Categorieën
Striprecensie Strips

Striprecensie: IJstijd van Nicolas de Crécy

IJstijd van Nicolas de Crécy is een interessant sciencefictionverhaal waarin de collectie van het Louvre en het interpreteren van kunst centraal staan.

IJstijd_NL-omslagIn IJstijd is een kleine expeditie wetenschappers op zoek naar de overblijfselen van de Westerse beschaving na de Zondvloed, of hoe je de ecologische ramp ook wil noemen wanneer de wereld eenmaal onder water is komen te staan, waarna een nieuwe ijstijd is aangebroken. De wereld zoals we die nu kennen is onder een dikke sneeuw en ijslaag verborgen. De nieuwe generatie mens probeert sporen te vinden van hoe hun voorouders dachten en leefden. Het ijskoude sneeuwlandschap is even wennen wellicht, maar het zijn vooral de leden van de expeditie die opvallen. Behalve mensen lopen er namelijk ook genetisch gemodificeerde honden rond die zeer welbespraakt zijn en qua kennis niet onder doen voor hun menselijke evenknieën.

Hulk en Spider-Man
Vooral Hulk, volgens hemzelf is zijn naam ‘een eerbetoon aan een godheid’, trok bij het lezen van IJstijd mijn aandacht. Een van de andere honden heet Spider-Man. Je begrijpt meteen dat de leden van de expeditie hun referenties wat betreft onze cultuur niet helemaal goed hebben, want Hulk is zich niet bewust van het feit dat zijn naamgenoot een fictief personage uit een strip is. En interpreteren van artefacten en kunst van vroeger, daar draait het in IJstijd om. Als een deel van de expeditie eindelijk het Louvre, of wat daar nog van over is, half in de sneeuw begraven terugvindt, worden er allerlei theorieën geformuleerd over wat die afbeeldingen aan de muur nu eigenlijk betekenen en welke rol ze speelden in onze maatschappij. Betekent het feit dat hun voorouders zich uitdrukten in afbeeldingen dat ze ongeletterd waren? En waarom zijn zoveel vrouwen naakt afgebeeld, was het een schaamteloze maatschappij? Als culturele antropologen probeert men de schilderijen en kunststukken te interpreteren.

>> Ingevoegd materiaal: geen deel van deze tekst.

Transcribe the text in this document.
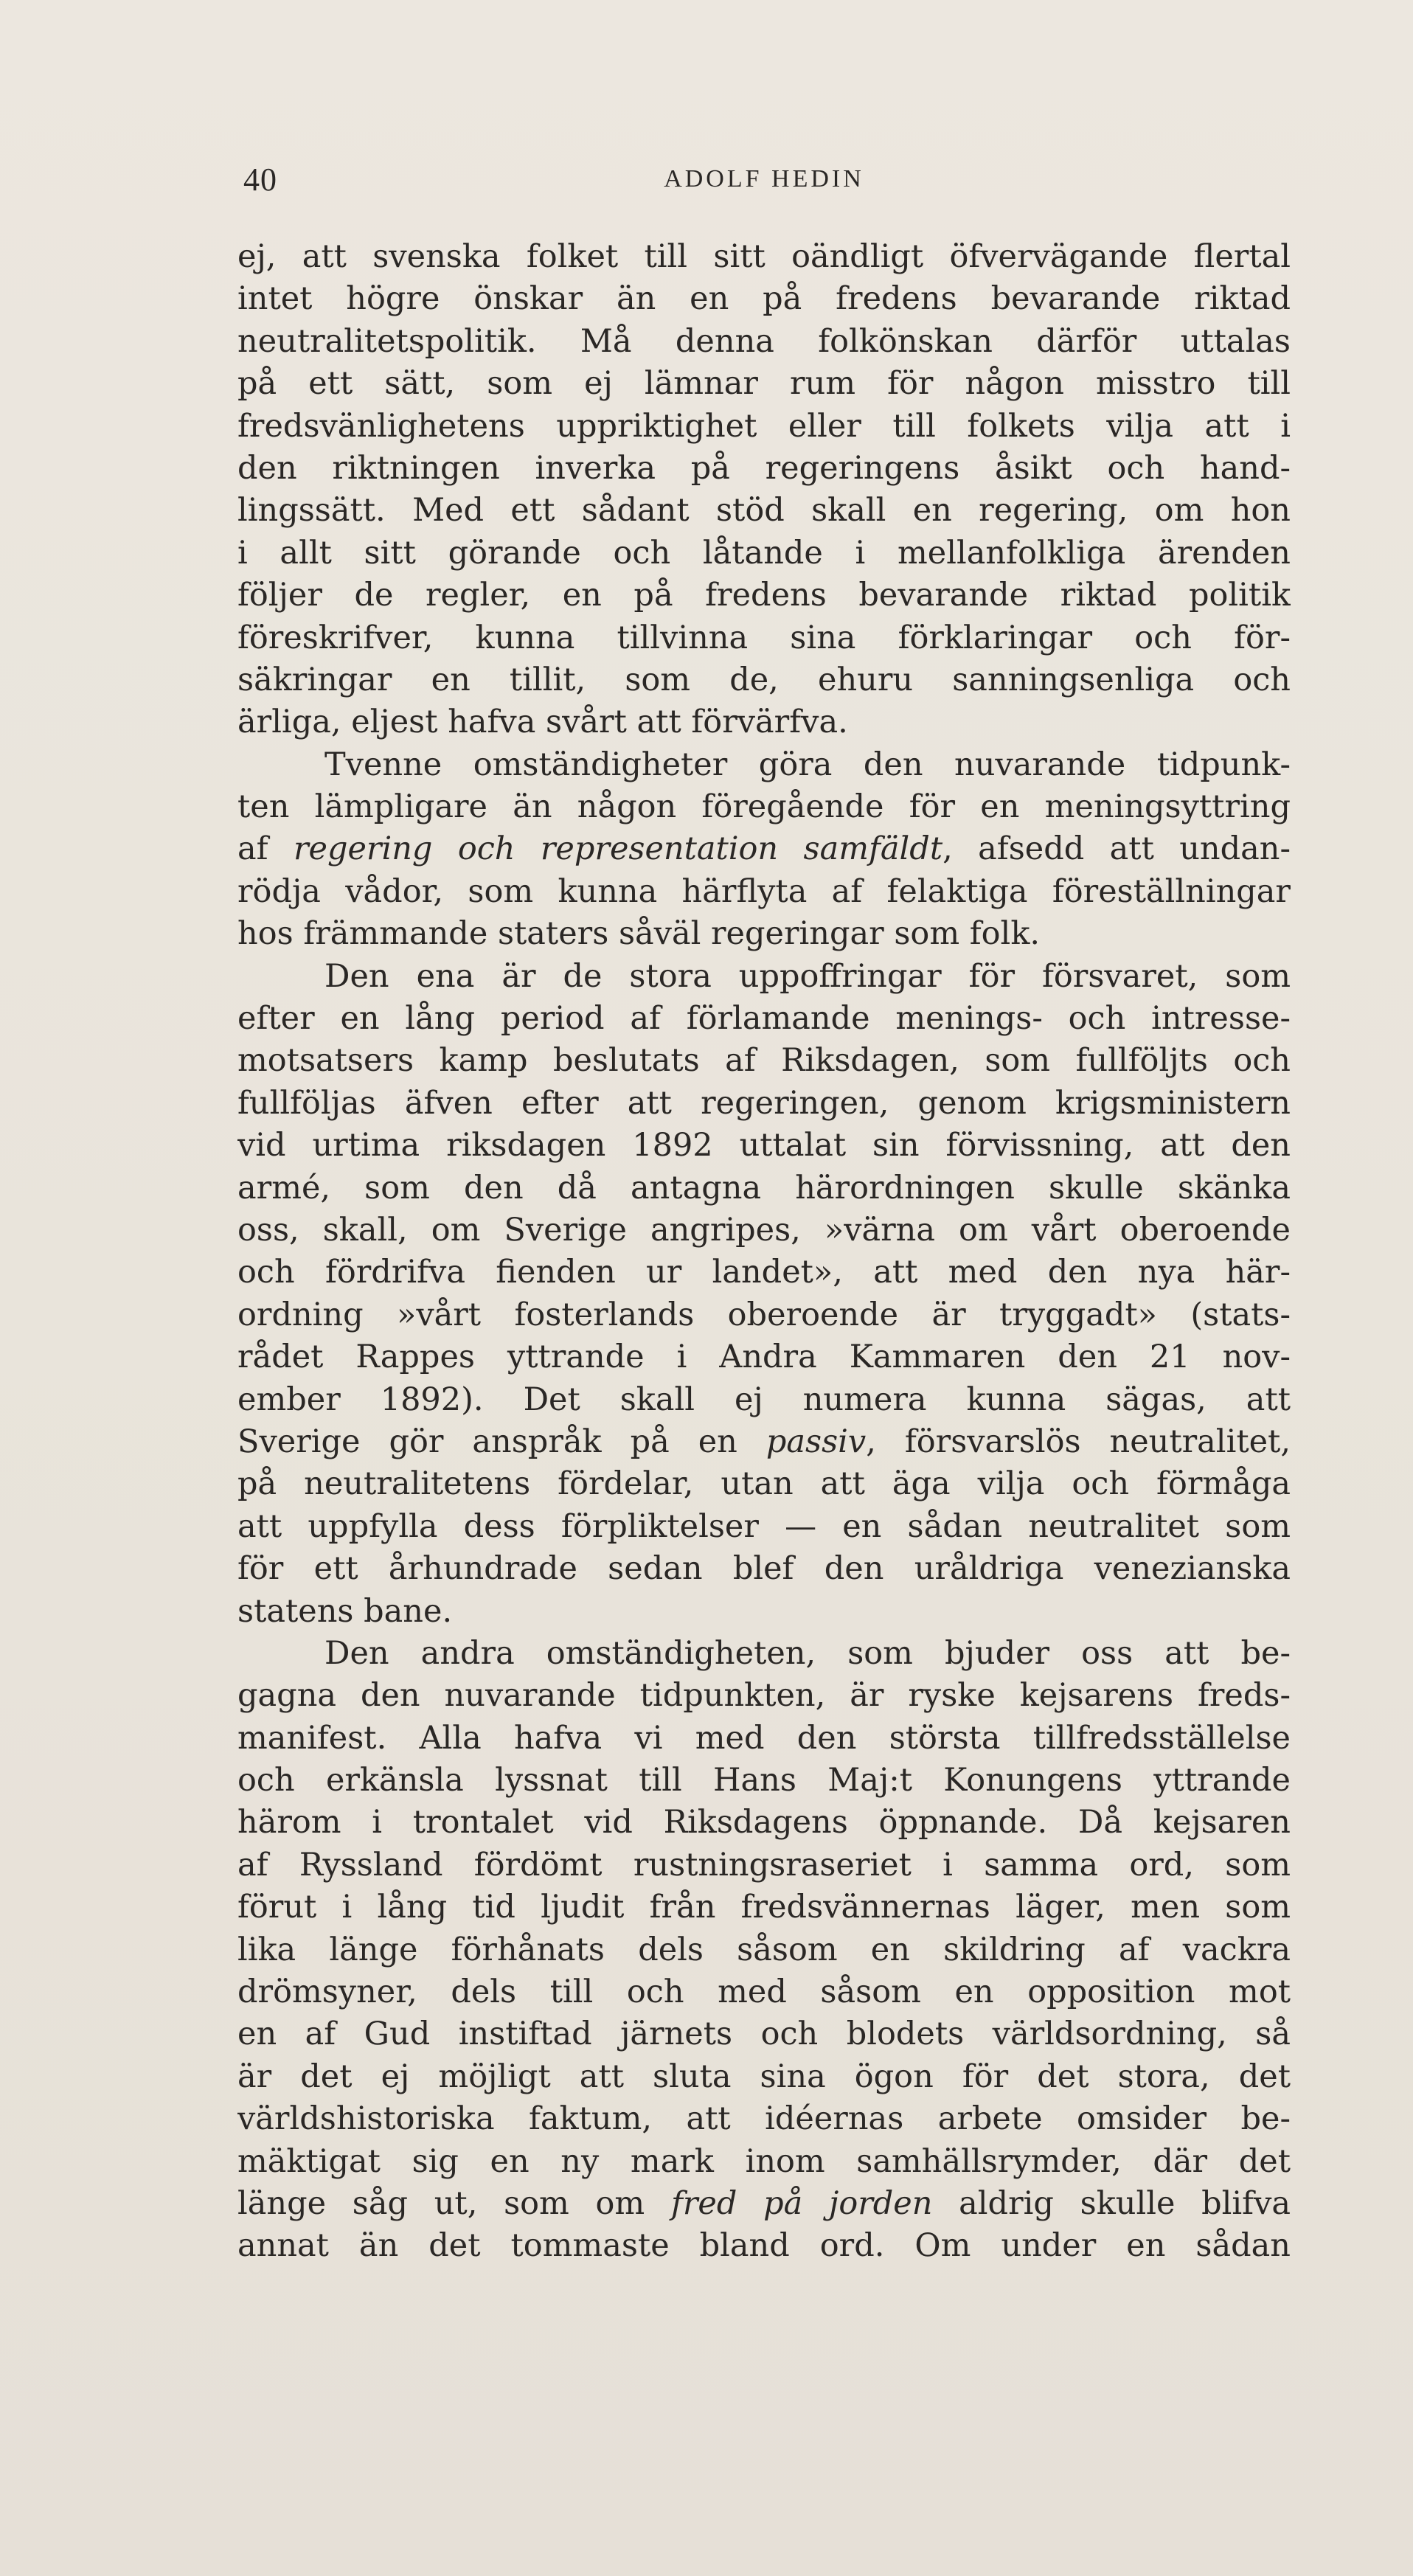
40	ADOLF HEDIN
ej, att svenska folket till sitt oändligt öfvervägande flertal
intet högre önskar än en på fredens bevarande riktad
neutralitetspolitik. Må denna folkönskan därför uttalas
på ett sätt, som ej lämnar rum för någon misstro till
fredsvänlighetens uppriktighet eller till folkets vilja att i
den riktningen inverka på regeringens åsikt och hand-
lingssätt. Med ett sådant stöd skall en regering, om hon
i allt sitt görande och låtande i mellanfolkliga ärenden
följer de regler, en på fredens bevarande riktad politik
föreskrifver, kunna tillvinna sina förklaringar och för-
säkringar en tillit, som de, ehuru sanningsenliga och
ärliga, eljest hafva svårt att förvärfva.
Tvenne omständigheter göra den nuvarande tidpunk-
ten lämpligare än någon föregående för en meningsyttring
af regering och representation samfäldt, afsedd att undan-
rödja vådor, som kunna härflyta af felaktiga föreställningar
hos främmande staters såväl regeringar som folk.
Den ena är de stora uppoffringar för försvaret, som
efter en lång period af förlamande menings- och intresse-
motsatsers kamp beslutats af Riksdagen, som fullföljts och
fullföljas äfven efter att regeringen, genom krigsministern
vid urtima riksdagen 1892 uttalat sin förvissning, att den
armé, som den då antagna härordningen skulle skänka
oss, skall, om Sverige angripes, »värna om vårt oberoende
och fördrifva fienden ur landet», att med den nya här-
ordning »vårt fosterlands oberoende är tryggadt» (stats-
rådet Rappes yttrande i Andra Kammaren den 21 nov-
ember 1892). Det skall ej numera kunna sägas, att
Sverige gör anspråk på en passiv, försvarslös neutralitet,
på neutralitetens fördelar, utan att äga vilja och förmåga
att uppfylla dess förpliktelser — en sådan neutralitet som
för ett århundrade sedan blef den uråldriga venezianska
statens bane.
Den andra omständigheten, som bjuder oss att be-
gagna den nuvarande tidpunkten, är ryske kejsarens freds-
manifest. Alla hafva vi med den största tillfredsställelse
och erkänsla lyssnat till Hans Maj:t Konungens yttrande
härom i trontalet vid Riksdagens öppnande. Då kejsaren
af Ryssland fördömt rustningsraseriet i samma ord, som
förut i lång tid ljudit från fredsvännernas läger, men som
lika länge förhånats dels såsom en skildring af vackra
drömsyner, dels till och med såsom en opposition mot
en af Gud instiftad järnets och blodets världsordning, så
är det ej möjligt att sluta sina ögon för det stora, det
världshistoriska faktum, att idéernas arbete omsider be-
mäktigat sig en ny mark inom samhällsrymder, där det
länge såg ut, som om fred på jorden aldrig skulle blifva
annat än det tommaste bland ord. Om under en sådan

Dat de interpretatie van kunst en cultureel erfgoed in het verhaal centraal staat – een interessant uitgangspunt voor een beeldverhaal – en dat de collectie van het Louvre daarin een centrale rol speelt, is natuurlijk geen toeval. In 2005 begon het Louvre in Parijs met het uitgeven van een serie stripboeken, waarbij de makers werd gevraagd om een verhaal te maken rond het museum en haar collectie. IJstijd was de eerste uit deze reeks, inmiddels zijn er negen albums gemaakt door gerenommeerde auteurs als Enki Bilal, Étienne Davodeau, David Prudhomme en Bernard Hislaire.

Hulk in actie.
Hulk in actie.

Het zijn vooral de aantrekkelijke, ietwat krasserige tekeningen van De Crécy en de sfeervolle inkleuring die me door het verhaal hebben gesleept. Ook vond ik het uitgesproken personage Hulk erg interessant. De andere personages zijn vooral functioneel aanwezig. Ze zijn er om de bedoeling van de verteller en het thema te verduidelijken, maar ontstijgen die functie wat mij betreft niet. Het blijven typen en worden geen personages van vlees en bloed.

Dat klinkt wellicht wat negatief, maar daar staat tegenover dat deze strip zeker de moeite van het lezen waard is. Juist omdat met IJstijd het idee dat iedereen zijn eigen bagage meeneemt als het om het interpreteren van kunst gaat, en dat beelden meerdere mogelijke interpretaties kunnen oproepen, in een lopend verhaal wordt behandeld.

IJstijd werd eerder bekroond met de Prix des Libraires de Bande Dessinée 2006 en genomineerd voor Beste Album Angoulême 2005. Recent werd het boek door uitgeverij Zet.El in een fijn leesbare, Nederlandse vertaling van Toon Dohmen uitgebracht. Achter in het boek staat een lijst van aangehaalde kunstwerken. Dat is leuk voor wie precies wil weten welke kunstwerken er in het verhaal voorkomen en deze nog eens wil gaan bekijken, want er staat ook bij waar ze in het Louvre hangen of staan.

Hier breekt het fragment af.